Former Bihar Chief Minister Jagannath Mishra succumbed to a prolonged illness on Monday at the age of 82. Bihar has declared a three-day state mourning and the JDU leader will be creamted with full state honours. Mishra became the Bihar chief minister for the first time in 1975. He remained in the post till April 1977. He ruled the state again in from 1980 to 1983. His third stint as chief minister in 1989 was a short one and lasted only three months.
Mishra was also given a post in the Union cabinet in 1990. Before joining politics, he served as an economics professor at the Bihar University. During his teaching stint, he submitted nearly 40 research papers. He ventured into politics after his brother Lalit Narayan Mishra, who had served as the Railway minister, was assassinated.
While he was with Congress, Mishra is credited with taking the grand old party to new heights in the state. Before the emergence of Lalu Prasad Yadav in 1990, Mishra was regarded as the biggest mass leader in Bihar. Mishra was known to maintain good relations with everybody in the party – from senior leaders to panchayat workers.
He gained popularity among the Muslims after he made Urdu the second official language of the state during his second tenure as chief minister. He was popularly referred to as ‘Maulana’. After leaving the Congress, Mishra joined the Nationalist Congress Party (NCP) and then moved on to Janata Dal United (JDU).
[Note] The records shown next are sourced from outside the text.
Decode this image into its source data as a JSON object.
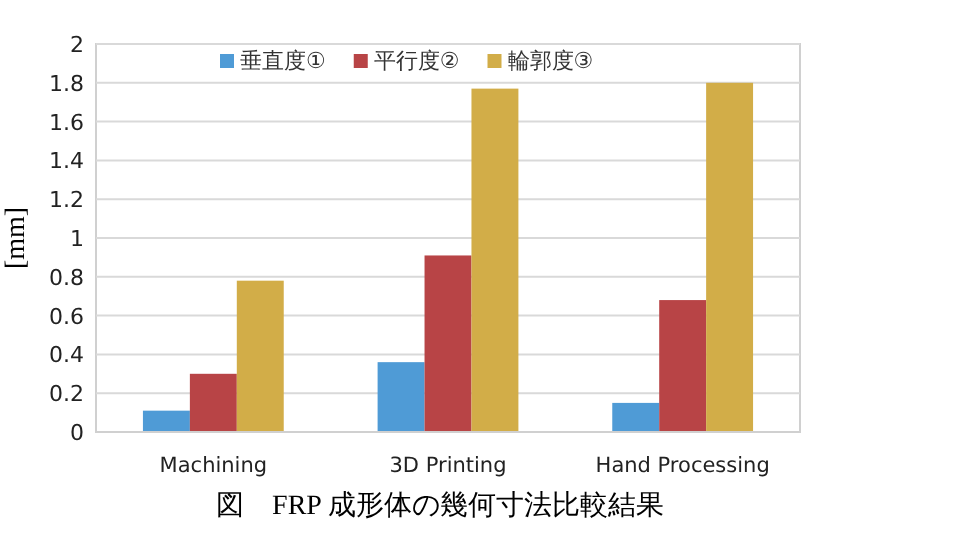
{
  "chart_data": {
    "type": "bar",
    "title": "図　FRP 成形体の幾何寸法比較結果",
    "ylabel": "[mm]",
    "categories": [
      "Machining",
      "3D Printing",
      "Hand Processing"
    ],
    "series": [
      {
        "name": "垂直度①",
        "color": "#4f9bd6",
        "values": [
          0.11,
          0.36,
          0.15
        ]
      },
      {
        "name": "平行度②",
        "color": "#b84446",
        "values": [
          0.3,
          0.91,
          0.68
        ]
      },
      {
        "name": "輪郭度③",
        "color": "#d2ad48",
        "values": [
          0.78,
          1.77,
          1.8
        ]
      }
    ],
    "ylim": [
      0,
      2
    ],
    "yticks": [
      0,
      0.2,
      0.4,
      0.6,
      0.8,
      1,
      1.2,
      1.4,
      1.6,
      1.8,
      2
    ],
    "grid": "y",
    "legend": "top"
  }
}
Mishra was also convicted in the Rs 950-crore fodder scam by Central Bureau of Investigation (CBI) in September 2013. A special CBI court sentenced Mishra to four years imprisonment. He was granted bail in July 2018 by the Jharkhand High Court. Mishra claimed that he was not involved in the scam and his name was deliberately included in the investigation by then Congress president Sitaram Kesri.